Migrationserfahrungen sichtbar machen
Bei einem Meetup am 4. März führte uns die Kuratorin Ismahan Wayah durch die Ausstellung, die wie immer beim Stadtlabor-Konzept in einem partizipativen Prozess gemeinsam mit interessierten Bürger*innen entwickelt wurde.

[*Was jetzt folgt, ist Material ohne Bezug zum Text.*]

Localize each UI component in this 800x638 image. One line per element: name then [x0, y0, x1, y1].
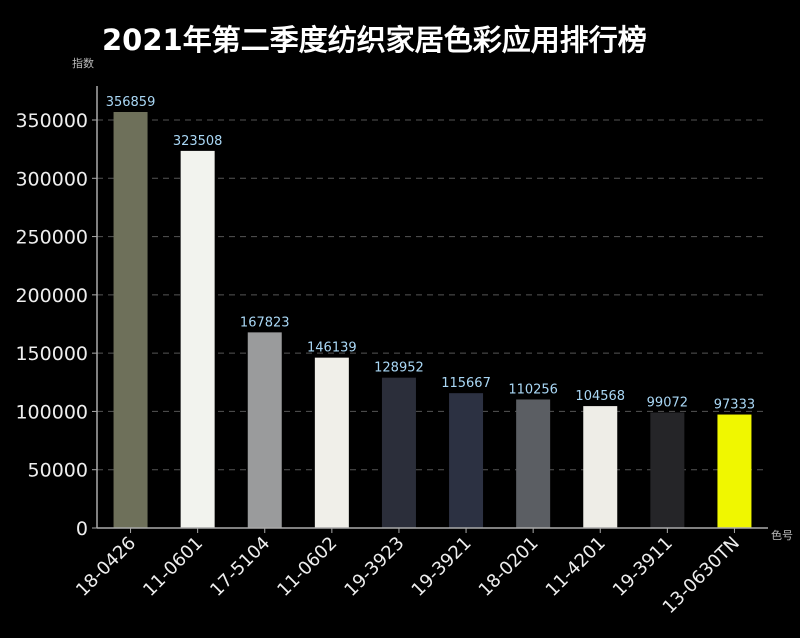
y-tick-label: 300000	[15, 168, 88, 190]
x-tick-label: 19-3921	[408, 533, 476, 601]
x-tick-label: 18-0426	[72, 533, 140, 601]
data-label: 110256	[508, 382, 558, 397]
bar	[113, 112, 148, 528]
y-tick-label: 200000	[15, 285, 88, 307]
y-tick-label: 0	[76, 518, 88, 540]
bar	[717, 414, 752, 528]
data-label: 323508	[173, 134, 223, 149]
x-axis-label: 色号	[771, 528, 793, 542]
bar	[381, 377, 416, 528]
y-tick-label: 100000	[15, 401, 88, 423]
data-label: 115667	[441, 376, 491, 391]
y-tick-label: 150000	[15, 343, 88, 365]
x-tick-label: 11-0602	[273, 533, 341, 601]
y-tick-label: 250000	[15, 227, 88, 249]
x-tick-label: 19-3923	[340, 533, 408, 601]
y-axis-label: 指数	[72, 56, 94, 70]
x-tick-label: 19-3911	[609, 533, 677, 601]
bar	[650, 412, 685, 528]
y-tick-label: 350000	[15, 110, 88, 132]
data-label: 146139	[307, 341, 357, 356]
data-label: 97333	[714, 398, 755, 413]
y-tick-label: 50000	[28, 460, 88, 482]
chart-title: 2021年第二季度纺织家居色彩应用排行榜	[102, 23, 647, 57]
bar	[180, 150, 215, 529]
data-label: 128952	[374, 361, 424, 376]
x-tick-label: 11-4201	[542, 533, 610, 601]
x-tick-label: 18-0201	[475, 533, 543, 601]
data-label: 99072	[647, 396, 688, 411]
x-tick-label: 11-0601	[139, 533, 207, 601]
bar	[247, 332, 282, 528]
data-label: 167823	[240, 315, 290, 330]
bar	[583, 406, 618, 528]
data-label: 104568	[575, 389, 625, 404]
bar	[516, 399, 551, 528]
x-tick-label: 17-5104	[206, 533, 274, 601]
bar	[449, 393, 484, 528]
bar	[314, 357, 349, 528]
data-label: 356859	[106, 95, 156, 110]
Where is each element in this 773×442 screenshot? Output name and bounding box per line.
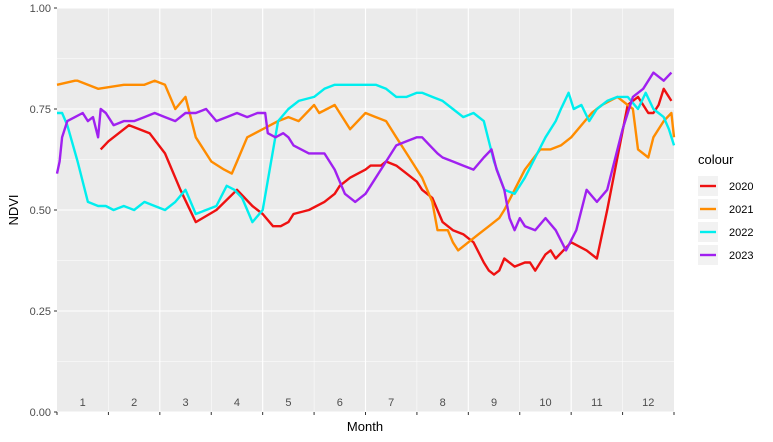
- legend: colour 2020 2021 2022 2023: [698, 152, 753, 265]
- y-axis: 0.00 0.25 0.50 0.75 1.00: [30, 3, 57, 419]
- legend-label-2020: 2020: [729, 181, 753, 193]
- month-label: 7: [388, 397, 394, 409]
- y-tick-label: 0.50: [30, 205, 51, 217]
- y-axis-title: NDVI: [6, 194, 21, 225]
- x-axis: [56, 412, 675, 415]
- legend-label-2021: 2021: [729, 204, 753, 216]
- month-label: 9: [491, 397, 497, 409]
- month-label: 1: [80, 397, 86, 409]
- series-line-2020: [99, 87, 673, 276]
- y-tick-label: 0.00: [30, 407, 51, 419]
- month-label: 11: [591, 397, 602, 409]
- month-label: 12: [642, 397, 654, 409]
- x-axis-title: Month: [347, 419, 383, 434]
- series-lines: [55, 71, 676, 276]
- y-tick-label: 0.25: [30, 306, 51, 318]
- month-label: 8: [440, 397, 446, 409]
- series-line-2023: [55, 71, 673, 252]
- legend-title: colour: [698, 152, 734, 167]
- legend-label-2022: 2022: [729, 227, 753, 239]
- month-label: 2: [131, 397, 137, 409]
- y-tick-label: 0.75: [30, 104, 51, 116]
- month-label: 3: [182, 397, 188, 409]
- month-label: 5: [285, 397, 291, 409]
- month-label: 6: [337, 397, 343, 409]
- month-label: 10: [539, 397, 551, 409]
- y-tick-label: 1.00: [30, 3, 51, 15]
- legend-label-2023: 2023: [729, 250, 753, 262]
- month-labels: 1 2 3 4 5 6 7 8 9 10 11 12: [80, 397, 655, 409]
- series-line-2022: [57, 83, 676, 224]
- legend-items: 2020 2021 2022 2023: [698, 176, 753, 265]
- month-label: 4: [234, 397, 240, 409]
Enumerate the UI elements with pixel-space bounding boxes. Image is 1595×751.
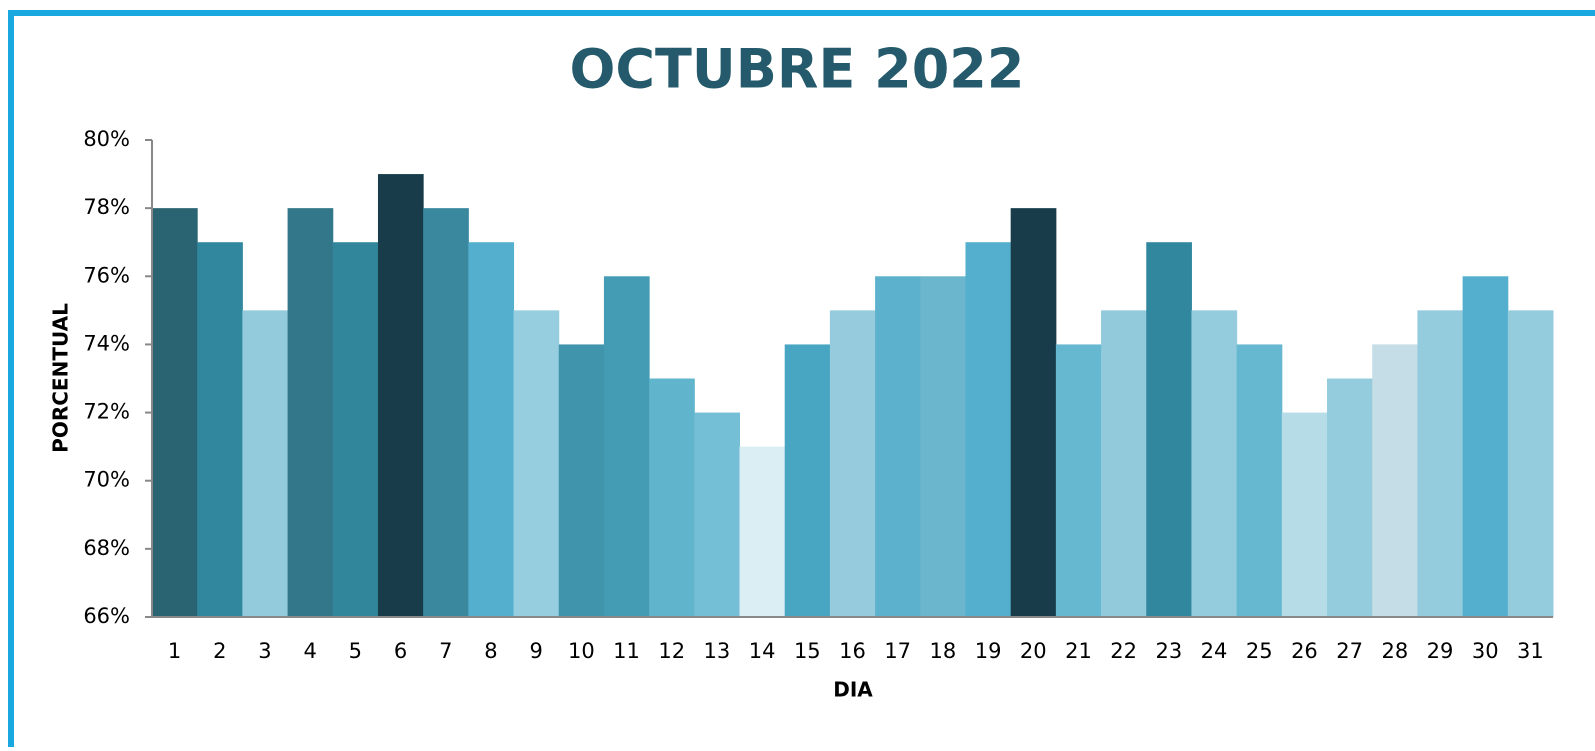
- bar: [1507, 310, 1554, 617]
- bar: [1055, 344, 1102, 617]
- y-axis-label: PORCENTUAL: [49, 303, 73, 453]
- bar: [694, 412, 741, 617]
- x-tick-label: 18: [930, 639, 957, 663]
- y-tick-label: 78%: [83, 195, 130, 219]
- x-tick-label: 5: [349, 639, 362, 663]
- x-tick-label: 6: [394, 639, 407, 663]
- x-tick-label: 29: [1427, 639, 1454, 663]
- bar: [1146, 242, 1192, 617]
- bar: [965, 242, 1012, 617]
- bar: [287, 208, 334, 617]
- x-tick-label: 26: [1291, 639, 1318, 663]
- x-tick-label: 3: [258, 639, 271, 663]
- bar: [784, 344, 831, 617]
- x-tick-label: 13: [704, 639, 731, 663]
- x-tick-label: 23: [1155, 639, 1182, 663]
- x-tick-label: 19: [975, 639, 1002, 663]
- x-tick-label: 16: [839, 639, 866, 663]
- bar: [739, 446, 786, 617]
- x-tick-label: 11: [613, 639, 640, 663]
- x-tick-label: 17: [884, 639, 911, 663]
- bar: [152, 208, 198, 617]
- bar: [558, 344, 605, 617]
- x-tick-label: 25: [1246, 639, 1273, 663]
- y-tick-label: 80%: [83, 127, 130, 151]
- x-tick-label: 8: [484, 639, 497, 663]
- x-tick-label: 4: [303, 639, 316, 663]
- bar: [197, 242, 243, 617]
- x-tick-label: 10: [568, 639, 595, 663]
- bar: [649, 378, 695, 617]
- x-tick-label: 12: [658, 639, 685, 663]
- y-tick-label: 66%: [83, 604, 130, 628]
- bar: [1191, 310, 1238, 617]
- bar: [423, 208, 469, 617]
- bar: [1462, 276, 1509, 617]
- x-tick-label: 21: [1065, 639, 1092, 663]
- bar: [513, 310, 560, 617]
- x-tick-label: 14: [749, 639, 776, 663]
- bar: [1010, 208, 1057, 617]
- x-tick-label: 20: [1020, 639, 1047, 663]
- x-tick-label: 22: [1110, 639, 1137, 663]
- y-tick-label: 72%: [83, 400, 130, 424]
- x-tick-label: 15: [794, 639, 821, 663]
- bar: [1101, 310, 1147, 617]
- bar: [332, 242, 379, 617]
- bar: [1417, 310, 1464, 617]
- bar: [1327, 378, 1373, 617]
- bar: [242, 310, 289, 617]
- bar: [1372, 344, 1418, 617]
- x-tick-label: 7: [439, 639, 452, 663]
- x-tick-label: 30: [1472, 639, 1499, 663]
- x-tick-label: 9: [529, 639, 542, 663]
- y-tick-label: 70%: [83, 468, 130, 492]
- y-tick-label: 74%: [83, 331, 130, 355]
- bar: [875, 276, 921, 617]
- bar: [829, 310, 876, 617]
- bar: [920, 276, 966, 617]
- x-tick-label: 31: [1517, 639, 1544, 663]
- bar: [1281, 412, 1328, 617]
- chart-title: OCTUBRE 2022: [570, 38, 1025, 101]
- bar: [468, 242, 515, 617]
- y-tick-label: 76%: [83, 263, 130, 287]
- x-tick-label: 2: [213, 639, 226, 663]
- x-axis-label: DIA: [833, 678, 873, 702]
- bar: [1236, 344, 1283, 617]
- y-tick-label: 68%: [83, 536, 130, 560]
- x-tick-label: 1: [168, 639, 181, 663]
- bar: [377, 174, 424, 618]
- bar: [603, 276, 650, 617]
- x-tick-label: 27: [1336, 639, 1363, 663]
- x-tick-label: 28: [1381, 639, 1408, 663]
- x-tick-label: 24: [1201, 639, 1228, 663]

Die Idee dafür ist bereits 2017 beim Stadtlabor „Sammlungs-Check: Migration partizipativ sammeln“ entstanden. Damals stammten viele Teilnehmer*innen aus der zweiten Einwanderergeneration und drückten ihren Wunsch aus, dass ihre Erfahrungen im öffentlichen Raum dokumentiert und wahrgenommen werden.

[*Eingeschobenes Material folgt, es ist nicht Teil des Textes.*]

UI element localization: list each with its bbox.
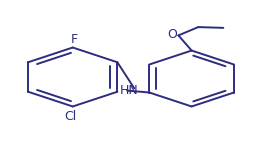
Text: Cl: Cl — [64, 110, 76, 123]
Text: O: O — [167, 28, 177, 41]
Text: F: F — [70, 33, 78, 46]
Text: HN: HN — [120, 84, 138, 97]
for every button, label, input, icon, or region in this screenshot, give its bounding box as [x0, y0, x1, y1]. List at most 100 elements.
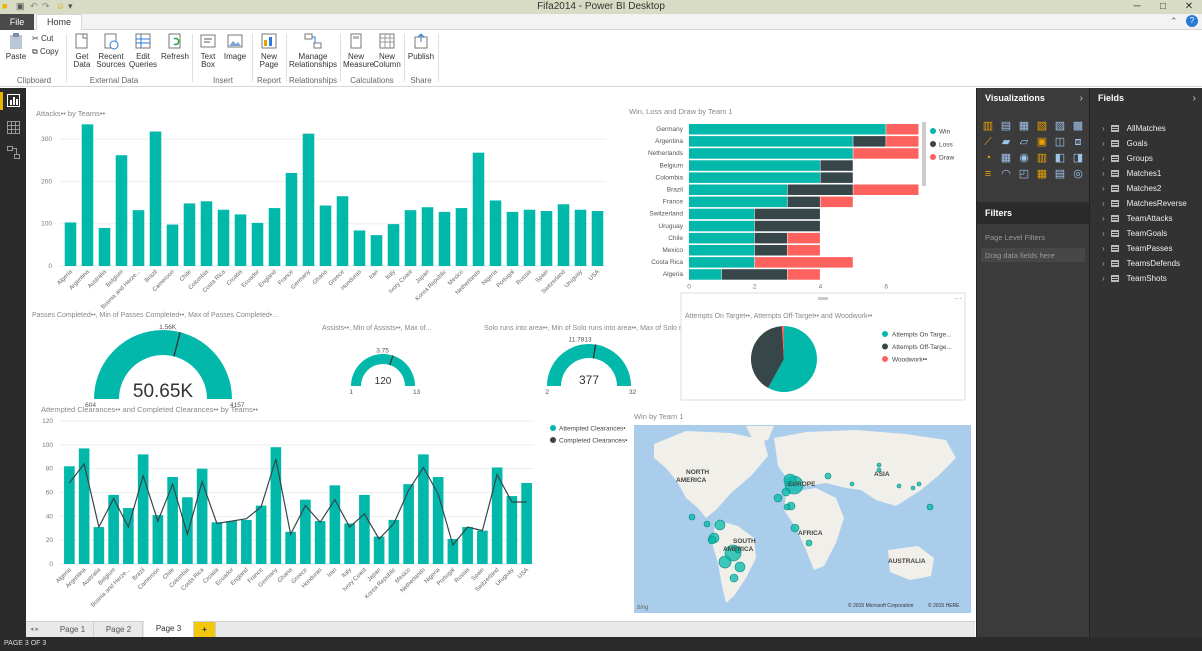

Bei der Führung gab es Einblicke in ausgewählte Stationen der Ausstellung. An vielen Stellen gilt: Mitmachen ausdrücklich erwünscht. So sind die Besucher*innen eingeladen, Migrationsgeschichte(n) mitzuschreiben, zu nähen, zu erleben, sich auszutauschen.
Vielstimmig und breit vernetzt
Für die Installation „Migration der Stimmen“ haben Jugendliche Familienmitglieder nach ihren Migrationserfahrungen befragt und die Verbindungen zwischen den verschiedenen Herkunftsstädten und Frankfurt mit Fäden visualisiert. Die Interview-Aufnahmen sind in alten Telefonen „versteckt“, man kann ihnen über die Hörer lauschen.
Ein anderer Bereich betrachtet die Änderungsschneiderei als spannenden Knotenpunkt migrantischer Biografien: Rund 400 solcher Betriebe werden in Frankfurt von Menschen mit Migrationsgeschichte betrieben! Mit einfachen Mitteln und oft auf kleinstem Raum schufen sie sich auf diese Weise wirtschaftliche Unabhängigkeit.
Leben als „Kofferkind“
Als nächstes Thema erwarteten uns die Erfahrungen der „Kofferkinder“: Kinder der ersten Gastarbeiter*innen-Generation, die zunächst in den Herkunftsländern bleiben mussten und ihre Eltern monatelang nicht sahen oder auch selbst zwischen den Ländern hin- und herpendelten. Sehnsucht nach Mutter oder Vater, Verlust der alten Heimat, Gefühle wie Zerrissenheit und Ungewissheit kommen in den Aufzeichnungen und Gedichten von Tamara Labas zum Ausdruck, die auf hellen Tuchbahnen um einen einsamen Teddybär drapiert sind.
Schattenseiten der Migration: „Bitter Things“
Um die Schattenseiten transnationaler Mutterschaft geht es in der Installation „Bitter Things“ des Künstlerkollektivs bi’bak. Sie fragt danach, wie Frauen Mutterschaft leben, wenn sie teilweise monatelang von ihren Kindern getrennt sind. Oft spielen kostspielige Geschenke eine Rolle, mit denen die fehlende Nähe ausgeglichen werden soll – Konflikte sind dabei natürlich geradezu vorprogrammiert. (Interessant in diesem Zusammenhang: Die abwesenden Väter sind wieder einmal kein Thema.)
Auch das Phänomen der Kettenmigration wird beleuchtet: Dazu kommt es, weil insbesondere die Care-Arbeit – Fürsorge für Kinder und alte Menschen, Haushaltsführung, Putzen und anderes – auch in den Herkunftsländern der Migrantinnen ausgelagert wird, wo wiederum Menschen aus noch ärmeren Ländern diese Arbeiten übernehmen, die ihre eigenen Angehörigen ebenfalls zurücklassen müssen.
Mein Fazit: Eine bunte, unglaublich reiche Ausstellung voller kleiner und großer Geschichten über Migration, über Aufbruch und Ankommen, über Ängste, Sehnsucht und Hoffnung, über Scheitern ebenso wie Gelingen. Gerade heute, wo rechte Populisten gegen Migration und Vielfalt hetzen, sind diese Perspektiven wichtiger denn je. Also – nichts wie hin, die Ausstellung läuft noch bis 5. April.